Mais il n’en est rien. Aux yeux du monde, qui pleurent pour certains et rient pour d’autres, ils ne sont que des Juifs avant tout, et leur condition d’otages ne les sauve pas de la détestation obsessionnelle qui les accable. En s’attardant sur leur judéité, le curseur de notre inconscient collectif relègue au second plan outre leur nationalité, leur humanité.
Parce qu’ils sont juifs, ils ne bénéficient ni de la même attention, ni de la même empathie, ni surtout de la même détermination à les libérer, et dans les esprits des politiques, ils n’occupent qu’une place de second, voire de troisième choix.
Autant l’annonce de leur enlèvement avait suscité sidération et sympathie, autant celle de leur mort ne cause qu’une peine relative, contenue, tout au plus quelques réactions protocolaires d’usage puant l’hypocrisie. Parce qu’ils sont juifs, ils ne sont qu’une anecdote, moins qu’un fait divers, et parce qu’ils sont en plus israéliens, l’indifférence cède peu à peu le pas à une haine qui ne différencie pas les premiers des seconds et finit par se banaliser dans la pensée ambiante et dans les agressions jusqu’au cœur de nos villes.

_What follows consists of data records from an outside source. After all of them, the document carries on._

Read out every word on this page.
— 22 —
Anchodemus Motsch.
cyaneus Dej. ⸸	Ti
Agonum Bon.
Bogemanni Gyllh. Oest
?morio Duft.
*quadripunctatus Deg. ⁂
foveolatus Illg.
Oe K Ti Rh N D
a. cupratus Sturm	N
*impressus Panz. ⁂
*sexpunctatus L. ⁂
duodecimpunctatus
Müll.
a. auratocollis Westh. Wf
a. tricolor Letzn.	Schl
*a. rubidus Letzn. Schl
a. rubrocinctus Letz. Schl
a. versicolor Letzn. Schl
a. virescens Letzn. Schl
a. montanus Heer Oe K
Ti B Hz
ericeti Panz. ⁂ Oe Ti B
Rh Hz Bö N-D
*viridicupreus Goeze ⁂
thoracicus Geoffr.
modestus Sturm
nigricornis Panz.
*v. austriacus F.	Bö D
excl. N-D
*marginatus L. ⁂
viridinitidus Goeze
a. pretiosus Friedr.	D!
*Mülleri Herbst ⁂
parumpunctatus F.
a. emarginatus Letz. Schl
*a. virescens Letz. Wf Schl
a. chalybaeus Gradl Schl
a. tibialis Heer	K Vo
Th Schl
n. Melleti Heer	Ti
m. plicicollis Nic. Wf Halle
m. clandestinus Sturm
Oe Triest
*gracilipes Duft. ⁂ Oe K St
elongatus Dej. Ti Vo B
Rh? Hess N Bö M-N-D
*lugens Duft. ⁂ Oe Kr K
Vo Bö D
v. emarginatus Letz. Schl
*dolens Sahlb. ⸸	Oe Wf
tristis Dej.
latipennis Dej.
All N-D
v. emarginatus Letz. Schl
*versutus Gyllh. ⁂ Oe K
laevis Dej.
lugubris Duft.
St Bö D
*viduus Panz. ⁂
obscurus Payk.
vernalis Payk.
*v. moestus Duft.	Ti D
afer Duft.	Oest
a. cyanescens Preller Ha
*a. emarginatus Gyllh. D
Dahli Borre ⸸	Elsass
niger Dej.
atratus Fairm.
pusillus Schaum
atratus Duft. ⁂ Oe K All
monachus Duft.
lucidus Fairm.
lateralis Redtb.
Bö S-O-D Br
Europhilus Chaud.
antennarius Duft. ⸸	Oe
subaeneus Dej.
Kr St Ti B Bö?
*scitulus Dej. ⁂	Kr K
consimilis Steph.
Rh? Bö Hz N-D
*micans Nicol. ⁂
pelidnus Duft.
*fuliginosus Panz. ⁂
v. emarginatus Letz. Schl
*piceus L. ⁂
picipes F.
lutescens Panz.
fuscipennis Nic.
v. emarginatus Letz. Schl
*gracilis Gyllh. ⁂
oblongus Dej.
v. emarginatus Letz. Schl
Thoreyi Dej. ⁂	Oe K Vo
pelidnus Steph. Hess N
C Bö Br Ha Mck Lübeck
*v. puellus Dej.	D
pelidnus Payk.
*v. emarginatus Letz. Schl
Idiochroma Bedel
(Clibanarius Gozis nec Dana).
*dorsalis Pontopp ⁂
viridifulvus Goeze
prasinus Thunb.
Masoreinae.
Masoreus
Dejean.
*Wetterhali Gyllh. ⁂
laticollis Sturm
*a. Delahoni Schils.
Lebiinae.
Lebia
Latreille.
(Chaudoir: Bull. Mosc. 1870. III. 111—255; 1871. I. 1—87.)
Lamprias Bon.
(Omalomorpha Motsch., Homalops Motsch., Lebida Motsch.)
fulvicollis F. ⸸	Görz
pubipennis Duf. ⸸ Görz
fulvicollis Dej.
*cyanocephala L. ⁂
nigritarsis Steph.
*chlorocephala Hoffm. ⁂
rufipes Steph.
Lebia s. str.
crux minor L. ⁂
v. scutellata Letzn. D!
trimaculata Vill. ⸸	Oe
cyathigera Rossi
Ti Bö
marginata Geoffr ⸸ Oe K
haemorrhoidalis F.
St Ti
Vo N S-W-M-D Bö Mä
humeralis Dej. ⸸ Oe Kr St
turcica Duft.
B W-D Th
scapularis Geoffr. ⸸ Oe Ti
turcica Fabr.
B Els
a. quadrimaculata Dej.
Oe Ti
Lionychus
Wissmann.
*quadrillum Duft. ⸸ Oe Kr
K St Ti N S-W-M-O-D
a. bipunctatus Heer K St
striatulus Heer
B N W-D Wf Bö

Il y a longtemps que le sujet de l’antisémitisme moderne n’incite plus à se faire d’illusion, et d’ailleurs, ses manifestations ont cessé de n’être que des événements de seconde importance. Qu’elle soit peinte en blanc sur les vitrines brisées des commerces, au pochoir sur les murs dans nos rues, l’étoile à six branches raconte une même histoire. Cousue en jaune sur la poitrine en 1940 ou au milieu du drapeau bleu et blanc d’aujourd’hui, elle inspire les mêmes passions, les mêmes instincts et hélas avec eux, hier comme aujourd’hui, un négationnisme devenu le signe d’un monde renouant avec ses démons. L’une était le symbole d’une tragédie inédite dans l’histoire de l’humanité, l’autre est celui d’un espoir par-delà les épreuves endurées, les attaques de barbares, les résolutions de l’ONU, les avertissements du pape, les prédications de mort des Mollahs, les promesses de destruction, la parole virulente de millions de voisins fanatisés, sans parler, plus proches de nous, des drames quotidiens qui font une fois de plus des Juifs les cibles privilégiées, éternelles, expiatoires, de la folie universelle. Cette réminiscence marque la fin d’une époque, et le début de temps plus sombres.